Validation and training loss per batch and epoch

over9k · January 9, 2021, 12:15am

Hi,

I am currently keeping track of training and validation loss per epoch, which is pretty standard. However, what is the best way of going about keeping track of training and validation loss per batch/iteration?

For training loss, I could just keep a list of the loss after each training loop. But, validation loss is calculated after a whole epoch, so I’m not sure how to go about the validation loss per batch. The only thing I can think of is to run the whole validation step after each training batch and keeping track of those, but that seems overkill and a lot of computation.

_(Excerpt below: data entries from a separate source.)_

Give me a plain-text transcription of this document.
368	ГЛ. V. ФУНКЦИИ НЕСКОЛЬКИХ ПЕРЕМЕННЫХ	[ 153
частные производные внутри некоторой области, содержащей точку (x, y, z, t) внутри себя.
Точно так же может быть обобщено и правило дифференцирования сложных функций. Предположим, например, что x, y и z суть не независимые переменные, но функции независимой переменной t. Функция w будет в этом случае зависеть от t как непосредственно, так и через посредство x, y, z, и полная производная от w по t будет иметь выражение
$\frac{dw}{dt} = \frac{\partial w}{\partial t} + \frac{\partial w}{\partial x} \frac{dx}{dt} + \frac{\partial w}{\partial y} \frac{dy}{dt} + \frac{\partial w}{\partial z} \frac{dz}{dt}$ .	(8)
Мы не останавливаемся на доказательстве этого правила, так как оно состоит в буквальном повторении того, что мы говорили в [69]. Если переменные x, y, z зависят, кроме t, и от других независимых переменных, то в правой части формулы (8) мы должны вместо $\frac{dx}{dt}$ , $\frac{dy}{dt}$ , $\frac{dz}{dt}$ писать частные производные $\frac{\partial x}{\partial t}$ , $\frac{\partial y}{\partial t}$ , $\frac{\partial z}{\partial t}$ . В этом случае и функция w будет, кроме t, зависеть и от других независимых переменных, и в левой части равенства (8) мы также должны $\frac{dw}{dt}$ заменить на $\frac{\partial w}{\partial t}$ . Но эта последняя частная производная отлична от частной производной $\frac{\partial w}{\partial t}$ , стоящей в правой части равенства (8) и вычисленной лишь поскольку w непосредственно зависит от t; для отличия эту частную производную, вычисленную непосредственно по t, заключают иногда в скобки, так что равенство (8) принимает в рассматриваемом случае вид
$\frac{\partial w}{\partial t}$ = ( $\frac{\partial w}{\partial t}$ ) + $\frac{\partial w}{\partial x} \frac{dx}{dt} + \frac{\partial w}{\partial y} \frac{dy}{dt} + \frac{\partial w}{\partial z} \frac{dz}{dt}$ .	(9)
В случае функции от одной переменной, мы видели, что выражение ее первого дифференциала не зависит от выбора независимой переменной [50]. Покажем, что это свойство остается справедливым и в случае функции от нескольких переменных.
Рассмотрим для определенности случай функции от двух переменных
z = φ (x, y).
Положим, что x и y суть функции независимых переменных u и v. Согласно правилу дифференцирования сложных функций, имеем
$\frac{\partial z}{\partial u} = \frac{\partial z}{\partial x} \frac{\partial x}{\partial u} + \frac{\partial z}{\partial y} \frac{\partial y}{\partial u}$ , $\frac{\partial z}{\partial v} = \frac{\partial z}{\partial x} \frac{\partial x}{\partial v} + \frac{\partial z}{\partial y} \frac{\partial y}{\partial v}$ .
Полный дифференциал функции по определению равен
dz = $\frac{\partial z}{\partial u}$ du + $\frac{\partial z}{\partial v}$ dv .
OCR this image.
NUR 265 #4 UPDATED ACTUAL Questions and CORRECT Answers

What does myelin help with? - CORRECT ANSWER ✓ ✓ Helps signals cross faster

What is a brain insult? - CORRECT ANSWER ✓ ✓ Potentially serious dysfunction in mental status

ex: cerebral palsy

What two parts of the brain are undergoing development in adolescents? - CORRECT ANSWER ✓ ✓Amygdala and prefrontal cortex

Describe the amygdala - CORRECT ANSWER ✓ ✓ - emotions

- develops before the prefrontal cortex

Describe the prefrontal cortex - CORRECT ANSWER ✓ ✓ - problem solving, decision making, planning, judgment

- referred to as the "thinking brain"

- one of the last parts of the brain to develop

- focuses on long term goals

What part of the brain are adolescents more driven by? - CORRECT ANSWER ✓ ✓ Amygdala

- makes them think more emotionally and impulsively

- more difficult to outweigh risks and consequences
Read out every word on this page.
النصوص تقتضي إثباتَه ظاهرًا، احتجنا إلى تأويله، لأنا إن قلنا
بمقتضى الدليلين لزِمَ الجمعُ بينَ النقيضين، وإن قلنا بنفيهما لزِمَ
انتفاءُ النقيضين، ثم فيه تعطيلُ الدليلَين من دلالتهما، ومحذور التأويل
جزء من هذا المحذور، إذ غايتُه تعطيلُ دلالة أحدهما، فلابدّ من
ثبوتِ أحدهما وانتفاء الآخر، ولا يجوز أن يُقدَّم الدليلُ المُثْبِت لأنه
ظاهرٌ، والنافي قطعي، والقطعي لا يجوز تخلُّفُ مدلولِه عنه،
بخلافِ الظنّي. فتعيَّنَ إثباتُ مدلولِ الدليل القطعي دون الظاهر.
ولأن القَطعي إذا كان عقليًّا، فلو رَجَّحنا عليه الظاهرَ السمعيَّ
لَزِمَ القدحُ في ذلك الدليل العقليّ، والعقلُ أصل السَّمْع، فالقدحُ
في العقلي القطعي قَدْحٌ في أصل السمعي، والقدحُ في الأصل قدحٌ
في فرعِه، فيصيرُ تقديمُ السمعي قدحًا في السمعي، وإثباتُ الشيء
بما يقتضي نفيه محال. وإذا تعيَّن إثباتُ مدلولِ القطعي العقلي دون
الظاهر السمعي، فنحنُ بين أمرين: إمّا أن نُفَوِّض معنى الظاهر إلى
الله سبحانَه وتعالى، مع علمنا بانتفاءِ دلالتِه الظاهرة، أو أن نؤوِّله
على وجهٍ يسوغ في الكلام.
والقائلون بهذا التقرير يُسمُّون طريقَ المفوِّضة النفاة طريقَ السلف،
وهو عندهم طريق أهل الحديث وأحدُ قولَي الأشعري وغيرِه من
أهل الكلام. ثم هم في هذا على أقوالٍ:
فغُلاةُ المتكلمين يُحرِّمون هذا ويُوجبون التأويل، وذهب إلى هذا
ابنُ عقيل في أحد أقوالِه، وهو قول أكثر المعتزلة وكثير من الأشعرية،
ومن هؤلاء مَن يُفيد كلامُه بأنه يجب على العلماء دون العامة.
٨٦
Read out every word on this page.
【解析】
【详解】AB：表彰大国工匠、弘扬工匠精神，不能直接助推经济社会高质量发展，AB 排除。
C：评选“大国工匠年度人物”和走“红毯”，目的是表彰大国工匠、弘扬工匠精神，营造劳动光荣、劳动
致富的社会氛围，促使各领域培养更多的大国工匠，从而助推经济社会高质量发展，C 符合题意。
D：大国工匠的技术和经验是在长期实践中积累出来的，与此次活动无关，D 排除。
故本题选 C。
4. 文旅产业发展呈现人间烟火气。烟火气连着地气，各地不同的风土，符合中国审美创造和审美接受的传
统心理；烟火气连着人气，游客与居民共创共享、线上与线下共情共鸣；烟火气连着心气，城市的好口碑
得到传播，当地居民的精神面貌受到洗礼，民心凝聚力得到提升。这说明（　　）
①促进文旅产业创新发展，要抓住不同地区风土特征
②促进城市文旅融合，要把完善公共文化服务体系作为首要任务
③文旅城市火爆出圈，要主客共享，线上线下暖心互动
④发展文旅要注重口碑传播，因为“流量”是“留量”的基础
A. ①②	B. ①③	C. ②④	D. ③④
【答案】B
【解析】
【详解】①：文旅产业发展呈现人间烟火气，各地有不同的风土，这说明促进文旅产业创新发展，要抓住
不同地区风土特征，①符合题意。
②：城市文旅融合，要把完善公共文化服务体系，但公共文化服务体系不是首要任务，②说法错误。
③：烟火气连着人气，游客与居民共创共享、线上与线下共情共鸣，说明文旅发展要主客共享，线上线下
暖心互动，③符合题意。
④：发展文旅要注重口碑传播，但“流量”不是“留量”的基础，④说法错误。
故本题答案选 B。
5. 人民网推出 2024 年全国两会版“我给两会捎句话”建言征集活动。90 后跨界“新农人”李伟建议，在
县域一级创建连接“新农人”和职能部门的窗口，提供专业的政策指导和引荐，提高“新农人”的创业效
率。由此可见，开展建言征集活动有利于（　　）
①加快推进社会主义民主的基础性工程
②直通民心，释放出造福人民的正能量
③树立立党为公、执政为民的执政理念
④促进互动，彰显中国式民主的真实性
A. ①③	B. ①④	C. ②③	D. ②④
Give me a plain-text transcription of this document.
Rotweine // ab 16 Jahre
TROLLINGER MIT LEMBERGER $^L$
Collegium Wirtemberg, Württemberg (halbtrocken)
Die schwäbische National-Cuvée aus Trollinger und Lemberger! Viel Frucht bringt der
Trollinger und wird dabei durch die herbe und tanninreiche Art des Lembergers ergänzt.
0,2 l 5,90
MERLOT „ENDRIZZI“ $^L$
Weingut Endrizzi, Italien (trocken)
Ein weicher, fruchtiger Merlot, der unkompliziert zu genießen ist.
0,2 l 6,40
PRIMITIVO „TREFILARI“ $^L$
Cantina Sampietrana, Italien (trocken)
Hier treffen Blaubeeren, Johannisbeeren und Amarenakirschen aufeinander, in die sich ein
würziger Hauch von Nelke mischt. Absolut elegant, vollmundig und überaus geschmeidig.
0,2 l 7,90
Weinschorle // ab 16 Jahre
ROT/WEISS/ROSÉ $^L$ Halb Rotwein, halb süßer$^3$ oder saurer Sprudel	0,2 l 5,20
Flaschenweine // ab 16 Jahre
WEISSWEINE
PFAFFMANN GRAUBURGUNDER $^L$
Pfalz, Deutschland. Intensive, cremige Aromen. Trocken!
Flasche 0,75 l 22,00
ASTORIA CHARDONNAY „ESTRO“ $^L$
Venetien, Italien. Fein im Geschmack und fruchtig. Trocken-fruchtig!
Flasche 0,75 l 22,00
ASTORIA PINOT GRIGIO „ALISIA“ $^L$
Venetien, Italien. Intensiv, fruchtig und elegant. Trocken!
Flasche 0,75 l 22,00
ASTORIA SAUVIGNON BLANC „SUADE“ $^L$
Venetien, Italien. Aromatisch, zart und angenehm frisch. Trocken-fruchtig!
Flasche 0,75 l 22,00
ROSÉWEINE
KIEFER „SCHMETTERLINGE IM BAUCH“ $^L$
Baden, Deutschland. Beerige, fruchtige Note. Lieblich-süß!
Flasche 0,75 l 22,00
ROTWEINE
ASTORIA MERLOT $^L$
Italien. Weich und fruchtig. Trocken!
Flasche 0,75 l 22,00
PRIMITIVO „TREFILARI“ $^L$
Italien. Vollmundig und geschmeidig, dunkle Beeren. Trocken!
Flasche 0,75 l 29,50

For example, the training is like this:

for epoch in range(2):  # loop over the dataset multiple times

    running_loss = 0.0
    for i, data in enumerate(trainloader, 0):
        # get the inputs; data is a list of [inputs, labels]
        inputs, labels = data

        # zero the parameter gradients
        optimizer.zero_grad()

        # forward + backward + optimize
        outputs = net(inputs)
        loss = criterion(outputs, labels)
        loss.backward()
        optimizer.step()

        # print statistics
        running_loss += loss.item()

And for validation loss:

with torch.no_grad():
    for data in testloader:
        images, labels = data
        outputs = net(images)
        _, predicted = torch.max(outputs.data, 1)
        total += labels.size(0)
        correct += (predicted == labels).sum().item()
        # validation loss
        batch_loss = error(outputs.float(), labels.long()).item()
        loss_test += batch_loss
    loss_test /= len(testloader)

The validation loss/test part is done per epoch. I’m looking for a way to get the validation loss per batch, which is my point above.

Any tips?

ptrblck · January 18, 2021, 7:17am

That’s right and is the reason, why the validation loss and metric is usually calculated once per epoch.
The idea of calculating the validation loss is to get a signal of the model’s performance on “unseen” data. In the best case the validation loss should closely stick to the final test loss (note that you shouldn’t touch the test dataset until your training is done, as you would otherwise leak the test data information into the training). For this, it’s often not needed to closely track the validation loss after each batch/iteration.